Title:Isostasy with Love: II Airy compensation arising from viscoelastic relaxation

Abstract:In modern geodynamics, isostasy can be viewed either as the static equilibrium of the crust that minimizes deviatoric stresses, or as a dynamic process resulting from the viscous relaxation of the non-hydrostatic crustal shape. Paper I gave a general formulation of Airy isostasy as an elastic loading problem solved with Love numbers, and applied it to the case of minimum stress isostasy. In this sequel, the same framework is used to study Airy isostasy as the long-time evolution of a viscoelastic shell submitted to surface and internal loads.
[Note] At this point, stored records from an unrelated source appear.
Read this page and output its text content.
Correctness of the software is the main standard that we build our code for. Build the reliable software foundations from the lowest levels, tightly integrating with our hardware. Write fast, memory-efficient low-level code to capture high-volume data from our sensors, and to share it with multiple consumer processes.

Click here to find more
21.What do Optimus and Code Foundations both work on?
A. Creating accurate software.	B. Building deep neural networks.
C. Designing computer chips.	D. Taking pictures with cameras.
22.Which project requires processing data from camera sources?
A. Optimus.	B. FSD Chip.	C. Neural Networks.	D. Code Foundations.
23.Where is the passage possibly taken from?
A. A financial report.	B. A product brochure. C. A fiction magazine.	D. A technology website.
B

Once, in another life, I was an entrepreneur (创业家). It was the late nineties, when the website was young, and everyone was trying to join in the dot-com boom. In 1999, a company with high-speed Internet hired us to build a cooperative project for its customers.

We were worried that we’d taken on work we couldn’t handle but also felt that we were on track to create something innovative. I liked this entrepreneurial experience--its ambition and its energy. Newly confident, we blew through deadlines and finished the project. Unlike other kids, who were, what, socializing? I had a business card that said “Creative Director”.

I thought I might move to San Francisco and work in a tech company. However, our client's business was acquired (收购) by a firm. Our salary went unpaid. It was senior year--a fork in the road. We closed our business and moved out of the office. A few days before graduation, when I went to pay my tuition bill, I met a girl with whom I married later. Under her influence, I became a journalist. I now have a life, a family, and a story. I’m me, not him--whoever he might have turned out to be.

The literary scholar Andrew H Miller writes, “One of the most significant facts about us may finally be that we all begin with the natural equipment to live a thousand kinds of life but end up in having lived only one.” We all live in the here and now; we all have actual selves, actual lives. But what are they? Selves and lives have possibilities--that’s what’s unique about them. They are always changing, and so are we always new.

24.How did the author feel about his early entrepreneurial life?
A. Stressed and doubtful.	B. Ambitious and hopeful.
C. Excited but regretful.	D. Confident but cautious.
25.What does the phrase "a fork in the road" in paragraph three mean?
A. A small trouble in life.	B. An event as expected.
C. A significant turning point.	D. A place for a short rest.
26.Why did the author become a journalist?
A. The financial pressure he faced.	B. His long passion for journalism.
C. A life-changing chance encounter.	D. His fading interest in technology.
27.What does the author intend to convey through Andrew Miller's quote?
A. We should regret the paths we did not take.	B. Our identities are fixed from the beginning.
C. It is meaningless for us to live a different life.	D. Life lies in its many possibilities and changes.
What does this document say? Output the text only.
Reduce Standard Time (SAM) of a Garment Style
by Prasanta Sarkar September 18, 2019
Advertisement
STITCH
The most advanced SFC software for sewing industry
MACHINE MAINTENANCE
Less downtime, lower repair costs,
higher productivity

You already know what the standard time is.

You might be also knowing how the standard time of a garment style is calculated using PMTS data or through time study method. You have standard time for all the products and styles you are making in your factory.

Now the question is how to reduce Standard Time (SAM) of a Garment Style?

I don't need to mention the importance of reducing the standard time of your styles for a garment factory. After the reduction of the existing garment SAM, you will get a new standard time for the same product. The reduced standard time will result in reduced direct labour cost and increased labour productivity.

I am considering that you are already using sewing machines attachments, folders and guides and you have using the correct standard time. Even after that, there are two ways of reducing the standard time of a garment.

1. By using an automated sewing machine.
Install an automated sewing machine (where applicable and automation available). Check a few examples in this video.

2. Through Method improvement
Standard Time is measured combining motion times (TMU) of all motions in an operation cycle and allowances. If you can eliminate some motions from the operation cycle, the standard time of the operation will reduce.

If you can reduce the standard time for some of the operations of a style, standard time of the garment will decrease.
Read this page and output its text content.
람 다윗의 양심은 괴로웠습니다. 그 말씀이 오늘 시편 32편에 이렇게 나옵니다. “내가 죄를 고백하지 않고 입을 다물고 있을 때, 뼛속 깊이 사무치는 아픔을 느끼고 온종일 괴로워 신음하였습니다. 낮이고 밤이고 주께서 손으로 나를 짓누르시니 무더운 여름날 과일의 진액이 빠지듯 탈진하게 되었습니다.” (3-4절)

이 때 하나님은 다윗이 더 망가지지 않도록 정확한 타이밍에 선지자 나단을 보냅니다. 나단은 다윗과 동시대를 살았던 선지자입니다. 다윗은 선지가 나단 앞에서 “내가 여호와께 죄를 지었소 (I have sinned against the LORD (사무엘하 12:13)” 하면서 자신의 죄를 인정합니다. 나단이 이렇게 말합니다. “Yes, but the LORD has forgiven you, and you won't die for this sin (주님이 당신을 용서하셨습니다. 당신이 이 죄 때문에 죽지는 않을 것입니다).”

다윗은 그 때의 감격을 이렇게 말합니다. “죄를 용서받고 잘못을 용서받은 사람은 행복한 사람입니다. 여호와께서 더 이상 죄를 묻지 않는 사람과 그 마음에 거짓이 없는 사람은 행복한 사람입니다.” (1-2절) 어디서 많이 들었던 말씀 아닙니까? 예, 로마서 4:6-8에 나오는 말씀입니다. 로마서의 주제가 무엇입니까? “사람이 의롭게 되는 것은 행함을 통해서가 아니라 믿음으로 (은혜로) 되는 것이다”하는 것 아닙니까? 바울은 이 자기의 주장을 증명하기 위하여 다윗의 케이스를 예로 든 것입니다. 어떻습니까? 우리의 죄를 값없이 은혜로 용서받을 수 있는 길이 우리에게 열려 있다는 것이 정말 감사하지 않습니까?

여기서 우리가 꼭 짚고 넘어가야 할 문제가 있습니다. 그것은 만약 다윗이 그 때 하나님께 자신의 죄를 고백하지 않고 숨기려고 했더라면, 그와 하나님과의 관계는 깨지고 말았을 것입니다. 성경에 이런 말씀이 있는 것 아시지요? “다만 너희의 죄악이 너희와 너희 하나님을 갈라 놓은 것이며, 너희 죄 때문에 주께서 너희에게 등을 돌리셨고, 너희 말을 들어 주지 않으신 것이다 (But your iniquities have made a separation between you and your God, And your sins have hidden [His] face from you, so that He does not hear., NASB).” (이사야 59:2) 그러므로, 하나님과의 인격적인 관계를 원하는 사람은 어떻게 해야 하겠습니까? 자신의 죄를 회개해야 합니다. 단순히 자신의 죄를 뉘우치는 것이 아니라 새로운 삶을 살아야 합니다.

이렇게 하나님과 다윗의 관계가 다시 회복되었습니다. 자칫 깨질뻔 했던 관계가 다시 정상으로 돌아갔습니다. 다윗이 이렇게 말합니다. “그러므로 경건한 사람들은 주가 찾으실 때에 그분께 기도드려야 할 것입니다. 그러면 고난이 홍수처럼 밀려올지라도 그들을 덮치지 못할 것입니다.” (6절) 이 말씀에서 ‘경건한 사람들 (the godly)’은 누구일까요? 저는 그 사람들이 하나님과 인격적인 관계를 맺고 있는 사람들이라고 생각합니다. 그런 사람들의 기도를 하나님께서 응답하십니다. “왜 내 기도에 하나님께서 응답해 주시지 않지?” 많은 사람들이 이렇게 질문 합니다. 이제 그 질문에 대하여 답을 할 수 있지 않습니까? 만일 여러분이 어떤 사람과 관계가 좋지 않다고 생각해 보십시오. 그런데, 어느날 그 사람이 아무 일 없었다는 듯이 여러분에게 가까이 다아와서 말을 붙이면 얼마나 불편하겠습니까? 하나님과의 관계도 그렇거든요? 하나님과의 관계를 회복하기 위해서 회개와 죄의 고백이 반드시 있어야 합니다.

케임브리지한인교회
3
Isostatic ratios are defined in terms of time-dependent deviatoric Love numbers. Dynamic isostasy depends on the loading history, two examples of which are the constant load applied on the surface in the far past and the constant shape maintained by addition or removal of material at the compensation depth. The former model results in a shape decreasing exponentially with time and has no elastic analog, whereas the latter (stationary) model is equivalent to a form of elastic isostasy. Viscoelastic and viscous approaches are completely equivalent. If both load and shape vary slowly with time, isostatic ratios look like those of the stationary model. Isostatic models thus belong to two independent groups: the elastic/stationary approaches and the time-dependent approaches. If the shell is homogeneous, all models predict a similar compensation of large-scale gravity perturbations. If the shell rheology depends on depth, stationary models predict more compensation at long wavelengths, whereas time-dependent models result in negligible compensation. Mathematica and Fortran codes are available for computing the isostatic ratios of an incompressible body with three homogeneous layers.